Following generation of the expected output, the system performs a multi-level comparison between the actual and expected responses. This comparison may be conducted at three linguistic levels: phoneme, lexical, and structural. At the phoneme level, each phoneme in the actual response is compared to its expected counterpart using acoustic similarity metrics, which may include convolutional neural networks (CNNs), fast Fourier transform (FFT) analysis, or dynamic time warping (DTW). At the lexical level, individual words are aligned and compared using transformer-based models capable of capturing semantic, morphological, and contextual deviations. At the structural level, sentence-level constructions are analyzed for syntactic correctness, word order, and grammatical agreement using sequence-to-sequence (Seq2Seq) models, dependency parsers, or other syntactic analysis tools.

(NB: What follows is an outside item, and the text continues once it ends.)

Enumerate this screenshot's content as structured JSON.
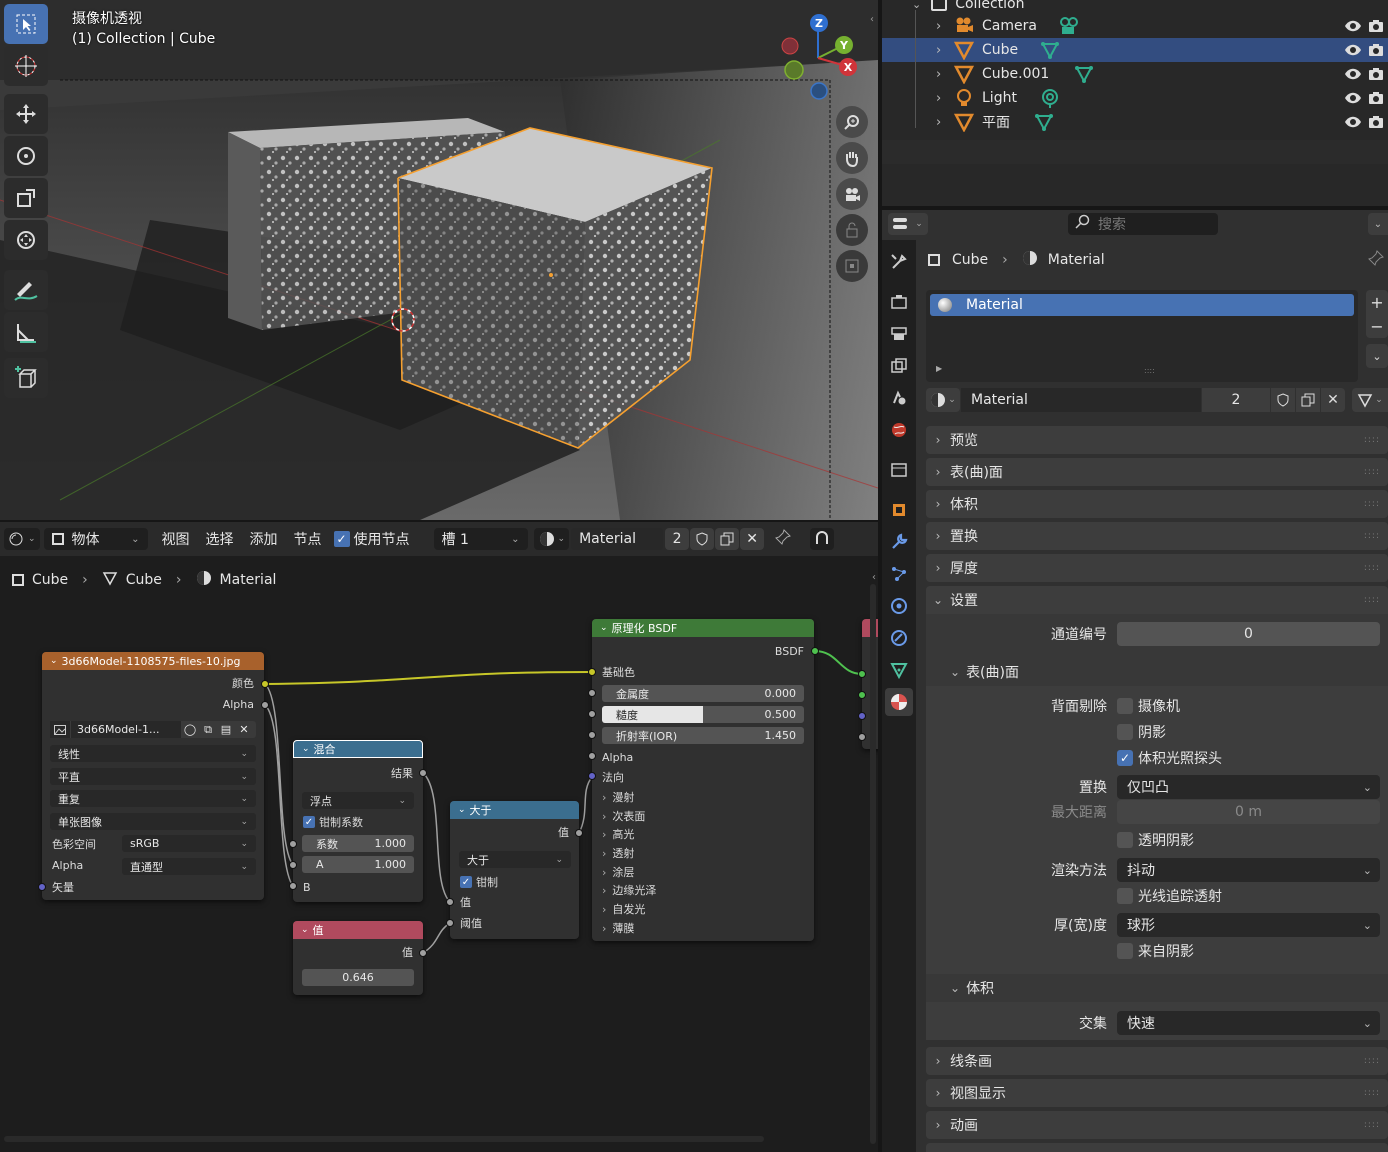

The system may classify errors based on the results of these comparisons. Error types may include phonemic substitutions, omissions, and distortions; lexical substitutions, omissions, and paraphasias; and structural errors such as word order violations, agreement mismatches, and sentence fragmentation. Each error may be annotated with a confidence score, a severity rating, and a timestamp, and may be stored in a language-specific submatrix within the broader multilingual error matrix. The multilingual error matrix may be implemented as a tabular data structure that organizes errors by linguistic unit (e.g., phoneme, word, sentence), error type, and language. For example, the matrix may include rows for each phoneme (e.g., /p/, /t/, /k/), each word (e.g., “dog”, “run”), and each sentence structure, with columns indicating substitution, omission, distortion, and paraphasia counts per language.

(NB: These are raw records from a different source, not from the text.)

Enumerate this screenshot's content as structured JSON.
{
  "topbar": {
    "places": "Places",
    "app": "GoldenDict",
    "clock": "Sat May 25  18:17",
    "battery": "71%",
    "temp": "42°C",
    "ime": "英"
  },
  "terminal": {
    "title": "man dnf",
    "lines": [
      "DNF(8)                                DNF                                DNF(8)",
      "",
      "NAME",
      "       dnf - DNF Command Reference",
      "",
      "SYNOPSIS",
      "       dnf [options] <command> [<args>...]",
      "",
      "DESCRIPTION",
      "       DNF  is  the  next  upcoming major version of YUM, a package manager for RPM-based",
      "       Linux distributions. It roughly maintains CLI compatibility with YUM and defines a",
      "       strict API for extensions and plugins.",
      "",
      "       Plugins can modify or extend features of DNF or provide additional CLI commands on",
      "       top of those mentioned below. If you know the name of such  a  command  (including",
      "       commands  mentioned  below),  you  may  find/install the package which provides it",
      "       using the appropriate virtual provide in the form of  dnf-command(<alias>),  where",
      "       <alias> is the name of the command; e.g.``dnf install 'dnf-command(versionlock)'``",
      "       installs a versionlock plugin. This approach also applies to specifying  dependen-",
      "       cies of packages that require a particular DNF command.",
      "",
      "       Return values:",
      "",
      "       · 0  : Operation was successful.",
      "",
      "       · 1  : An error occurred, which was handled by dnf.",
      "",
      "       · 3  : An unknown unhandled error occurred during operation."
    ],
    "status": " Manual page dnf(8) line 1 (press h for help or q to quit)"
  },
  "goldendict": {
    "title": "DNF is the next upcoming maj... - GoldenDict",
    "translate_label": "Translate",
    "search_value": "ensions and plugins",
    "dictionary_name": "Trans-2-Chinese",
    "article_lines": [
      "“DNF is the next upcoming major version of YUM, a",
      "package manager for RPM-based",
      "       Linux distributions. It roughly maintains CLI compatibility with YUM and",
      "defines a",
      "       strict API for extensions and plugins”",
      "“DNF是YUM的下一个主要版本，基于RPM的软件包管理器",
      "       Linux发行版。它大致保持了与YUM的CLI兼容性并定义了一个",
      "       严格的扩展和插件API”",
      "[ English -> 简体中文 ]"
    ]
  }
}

In further embodiments, the system may compute additional metrics such as Correct Information Units (CIUs), global and local coherence scores, and speech rate. CIUs may be used to quantify the informativeness of the response, coherence scores may assess the logical flow and relevance of utterances, and speech rate may be used to detect fluency disruptions or engagement-related deviations. These metrics may be stored in association with session metadata and used to inform subsequent therapy task selection in Step 114.

The multilingual error matrix supports longitudinal tracking of patient progress and enables detection of cross-linguistic interference, such as transfer errors or false cognate usage. These phenomena may be flagged for therapist review and annotated within the matrix. In some embodiments, the system may visualize error distributions using graphical interfaces such as heatmaps, error timelines, and comparative charts. These visualizations may support export for clinical documentation and research analysis, and may be integrated into dashboards that allow therapists to override or influence adaptive decision policies.

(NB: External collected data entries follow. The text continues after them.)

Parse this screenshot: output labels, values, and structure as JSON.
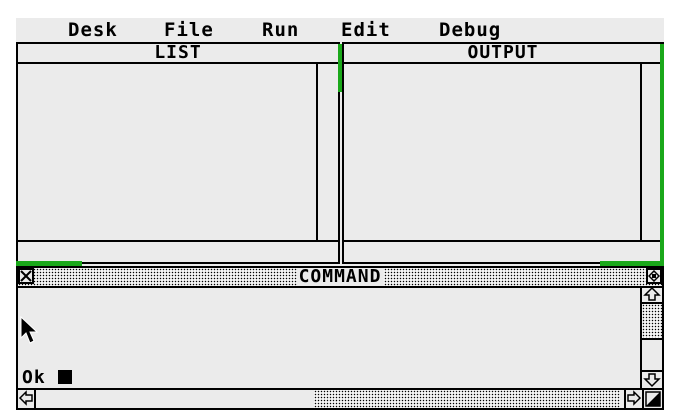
{
  "menu": {
    "items": [
      "Desk",
      "File",
      "Run",
      "Edit",
      "Debug"
    ]
  },
  "windows": {
    "list": {
      "title": "LIST"
    },
    "output": {
      "title": "OUTPUT"
    },
    "command": {
      "title": "COMMAND",
      "prompt": "Ok"
    }
  },
  "colors": {
    "desktop": "#ebebeb",
    "accent_green": "#1aa81a",
    "ink": "#000000"
  },
  "icons": {
    "close": "close-box-icon",
    "fuller": "fuller-box-icon",
    "up": "arrow-up-icon",
    "down": "arrow-down-icon",
    "left": "arrow-left-icon",
    "right": "arrow-right-icon",
    "size": "size-box-icon",
    "pointer": "mouse-pointer-icon"
  }
}
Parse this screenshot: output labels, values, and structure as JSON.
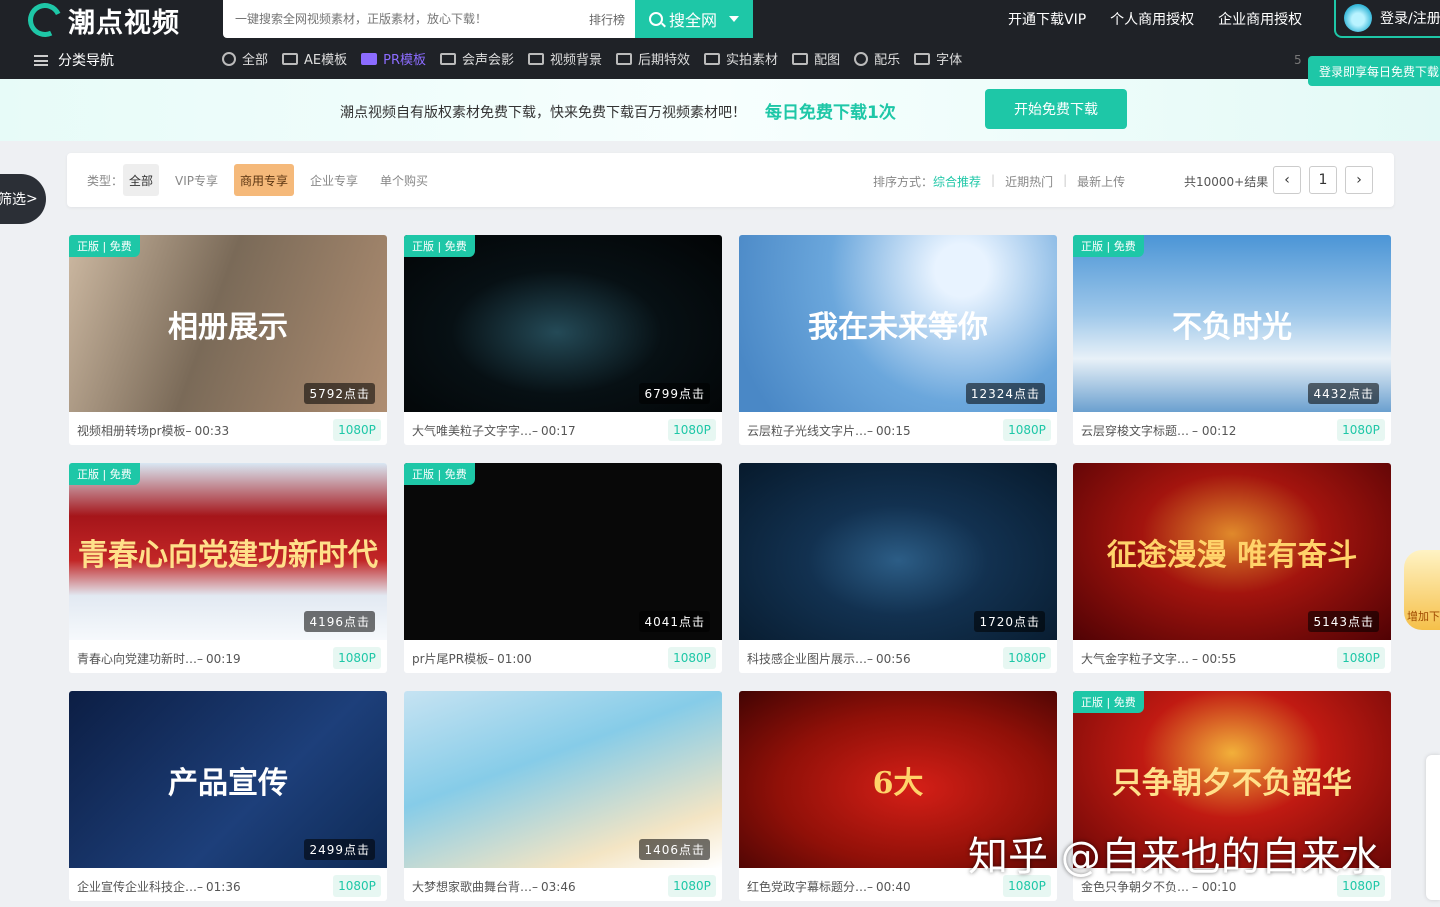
{
  "header": {
    "logo_text": "潮点视频",
    "search_placeholder": "一键搜索全网视频素材，正版素材，放心下载！",
    "rank_label": "排行榜",
    "search_button": "搜全网",
    "links": [
      "开通下载VIP",
      "个人商用授权",
      "企业商用授权"
    ],
    "login_label": "登录/注册",
    "login_tip": "登录即享每日免费下载",
    "menu_label": "分类导航",
    "side_num": "5",
    "categories": [
      {
        "label": "全部",
        "icon": "search-icon"
      },
      {
        "label": "AE模板",
        "icon": "ae-icon"
      },
      {
        "label": "PR模板",
        "icon": "pr-icon",
        "active": true
      },
      {
        "label": "会声会影",
        "icon": "vs-icon"
      },
      {
        "label": "视频背景",
        "icon": "video-bg-icon"
      },
      {
        "label": "后期特效",
        "icon": "effects-icon"
      },
      {
        "label": "实拍素材",
        "icon": "camera-icon"
      },
      {
        "label": "配图",
        "icon": "image-icon"
      },
      {
        "label": "配乐",
        "icon": "music-icon"
      },
      {
        "label": "字体",
        "icon": "font-icon"
      }
    ]
  },
  "banner": {
    "text": "潮点视频自有版权素材免费下载，快来免费下载百万视频素材吧！",
    "highlight": "每日免费下载1次",
    "button": "开始免费下载"
  },
  "filter": {
    "type_label": "类型：",
    "types": [
      "全部",
      "VIP专享",
      "商用专享",
      "企业专享",
      "单个购买"
    ],
    "sort_label": "排序方式：",
    "sorts": [
      "综合推荐",
      "近期热门",
      "最新上传"
    ],
    "total": "共10000+结果",
    "page": "1",
    "side_filter": "筛选"
  },
  "cards": [
    {
      "tag": "正版 | 免费",
      "clicks": "5792点击",
      "title": "视频相册转场pr模板–",
      "duration": "00:33",
      "res": "1080P",
      "overlay": "相册展示"
    },
    {
      "tag": "正版 | 免费",
      "clicks": "6799点击",
      "title": "大气唯美粒子文字字…–",
      "duration": "00:17",
      "res": "1080P",
      "overlay": ""
    },
    {
      "tag": "",
      "clicks": "12324点击",
      "title": "云层粒子光线文字片…–",
      "duration": "00:15",
      "res": "1080P",
      "overlay": "我在未来等你"
    },
    {
      "tag": "正版 | 免费",
      "clicks": "4432点击",
      "title": "云层穿梭文字标题…",
      "duration": "– 00:12",
      "res": "1080P",
      "overlay": "不负时光"
    },
    {
      "tag": "正版 | 免费",
      "clicks": "4196点击",
      "title": "青春心向党建功新时…–",
      "duration": "00:19",
      "res": "1080P",
      "overlay": "青春心向党建功新时代"
    },
    {
      "tag": "正版 | 免费",
      "clicks": "4041点击",
      "title": "pr片尾PR模板–",
      "duration": "01:00",
      "res": "1080P",
      "overlay": ""
    },
    {
      "tag": "",
      "clicks": "1720点击",
      "title": "科技感企业图片展示…–",
      "duration": "00:56",
      "res": "1080P",
      "overlay": ""
    },
    {
      "tag": "",
      "clicks": "5143点击",
      "title": "大气金字粒子文字…",
      "duration": "– 00:55",
      "res": "1080P",
      "overlay": "征途漫漫 唯有奋斗"
    },
    {
      "tag": "",
      "clicks": "2499点击",
      "title": "企业宣传企业科技企…–",
      "duration": "01:36",
      "res": "1080P",
      "overlay": "产品宣传"
    },
    {
      "tag": "",
      "clicks": "1406点击",
      "title": "大梦想家歌曲舞台背…–",
      "duration": "03:46",
      "res": "1080P",
      "overlay": ""
    },
    {
      "tag": "",
      "clicks": "",
      "title": "红色党政字幕标题分…–",
      "duration": "00:40",
      "res": "1080P",
      "overlay": "6大"
    },
    {
      "tag": "正版 | 免费",
      "clicks": "",
      "title": "金色只争朝夕不负…",
      "duration": "– 00:10",
      "res": "1080P",
      "overlay": "只争朝夕不负韶华"
    }
  ],
  "watermark": "知乎 @自来也的自来水",
  "float_ad": "增加下"
}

To accommodate diverse clinical workflows, the system may operate in multiple modes. In a provider-driven embodiment, therapists may define expected responses and review classification results via a clinician dashboard. In a user-driven embodiment, patients may receive automated feedback based on real-time classification. In an autonomous embodiment, the system may generate expected outputs, classify errors, and adapt therapy parameters without therapist intervention.

The following table provides an example of such an error matrix, simplified for ease of illustration:

Error Unit English Spanish Mandarin
/p/Substitution 2 3 1
/p/Omission 1 2 1
/p/Distortion 1 2 1
/p/Paraphasia 3 4 2
/t/Substitution 1 2 1
/t/Omission 0 1 0
/t/Distortion 1 2 1
/t/Paraphasia 2 3 1
/k/Substitution 2 3 1
/k/Omission 1 2 1
/k/Distortion 1 2 1
/k/Paraphasia 2 3 1
Word ‘dog’ Substitution 3 4 2
Word ‘dog’ Omission 1 2 1
Word ‘dog’ Distortion 1 2 1
Word ‘dog’ Paraphasia 2 3 2
Word ‘run’ Substitution 2 3 2
Word ‘run’ Omission 1 2 1
Word ‘run’ Distortion 1 2 1
Word ‘run’ Paraphasia 2 3 2
Word ‘blue’ Substitution 1 2 1
Word ‘blue’ Omission 0 1 0
Word ‘blue’ Distortion 1 2 1
Word ‘blue’ Paraphasia 1 2 1
Sentence Word Order Error 2 3 2
Sentence Omission 1 2 1
Sentence Agreement Error 1 2 1
Sentence Fragmentation 2 3 2

The process may include step 110, which comprises extracting one or more engagement indicators from a subject's speech response during a therapy session. Engagement indicators may reflect behavioral, temporal, prosodic, and affective characteristics that suggest the subject's level of participation, attention, and responsiveness. These indicators may be derived from raw audio signals, segmented speech units, or multimodal data streams, and may be used to inform subsequent processing steps.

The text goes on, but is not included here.